Josef Mikl, Richard Gerstl und der Österreichische Kunstverstand, 1966

 

Richard Gerstls Stern ging gerade über einer Landschaft auf, die vom Jugendstil verwüstet wurde.

Er leuchtete nicht durch den Widerschein dieser österreichischen Wüste, er holte seine Leuchtkraft nicht aus der unter ihm liegenden Provinz, die überall, auch im ersten Wiener Gemeindebezirk, zu finden ist. Er war kein Komet, der einen kurzen, heftigen Schrein von sich gibt und verschwindet.

Klar und ruhig leuchtet er seither mit dem Lichte eines Sternes erster Größe.

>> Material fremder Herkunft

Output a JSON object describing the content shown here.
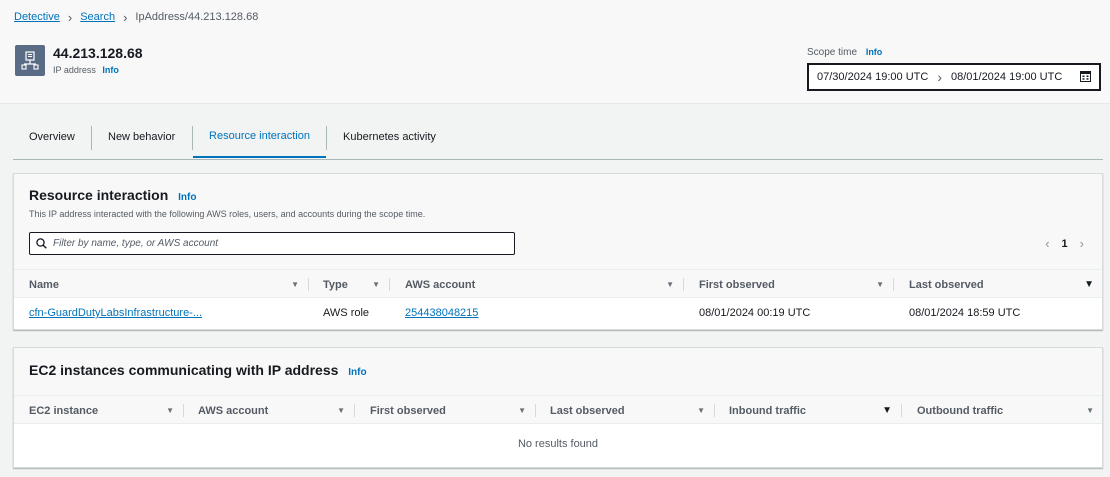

Weiter scheint er als der Österreichische Kunstverstand je denken kann. Dieser Verstand, der damals keine fünf Heller wert war und heute keine fünf Schillinge, drehte sein Fernrohr um und betrachtete Keramik, Glas, Kupfer und Alpaka.

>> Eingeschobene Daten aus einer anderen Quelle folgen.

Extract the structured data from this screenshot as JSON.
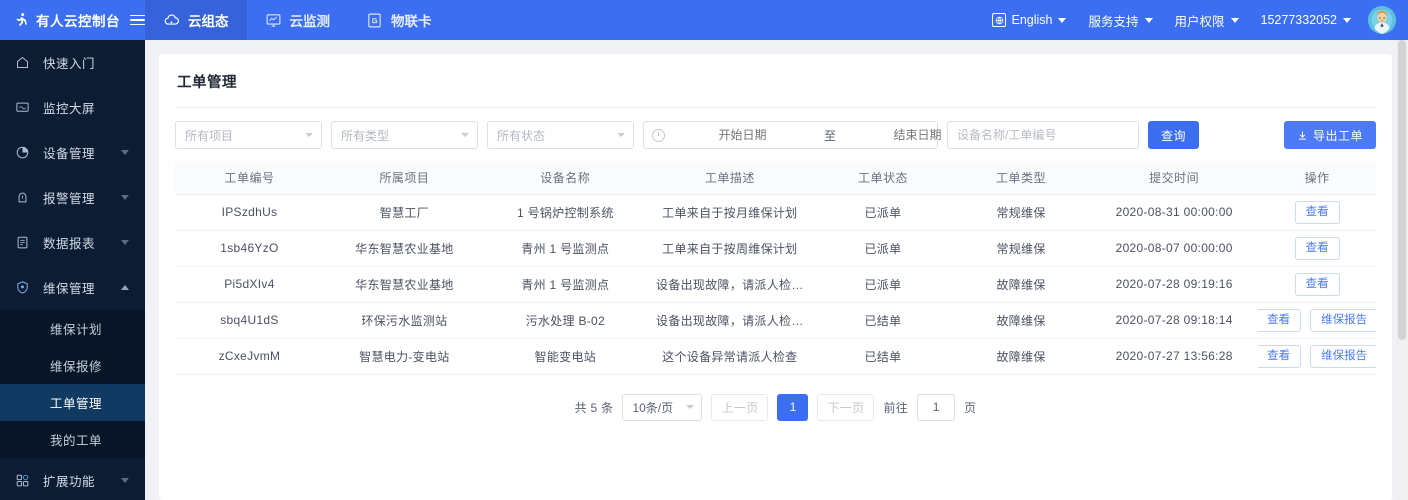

Denn er war immer der Meinung, Kunst müsse vom Kunstgewerbe kommen, sonst bekomme sie nicht.

Richard Gerstl porträtierte Arnold Schönberg und nicht Richard Strauss. (Fritz Wotruba porträtierte Robert Musil und nicht Anton Wildgans.) Über Richard Strauss ist sich der Österreichische Kunstverstand einig. Von Arnold Schönberg darf er behaupten, er werde wohl immer problematisch bleiben.

Von Richard Gerstl behauptet er gar nichts.

Denn unsere gute Mutter Österreich belohnt ihre großen Söhne entsprechend, mit ihrem Österreichischen Kunstverstand als Kassebeamten, der erst auszahlt, nachdem er alle Verdienste geprüft hat.

Jedes aufgeklärte Schulkind weiß, dass dieser Verstand in der letzten Bank sitzt, dass seine Arbeiten in Rückständigkeit, Verantwortungslosigkeit und Unbelehrbarkeit eine Eins verdienen, während er in den Ewigkeitsprüfungen stets versagt.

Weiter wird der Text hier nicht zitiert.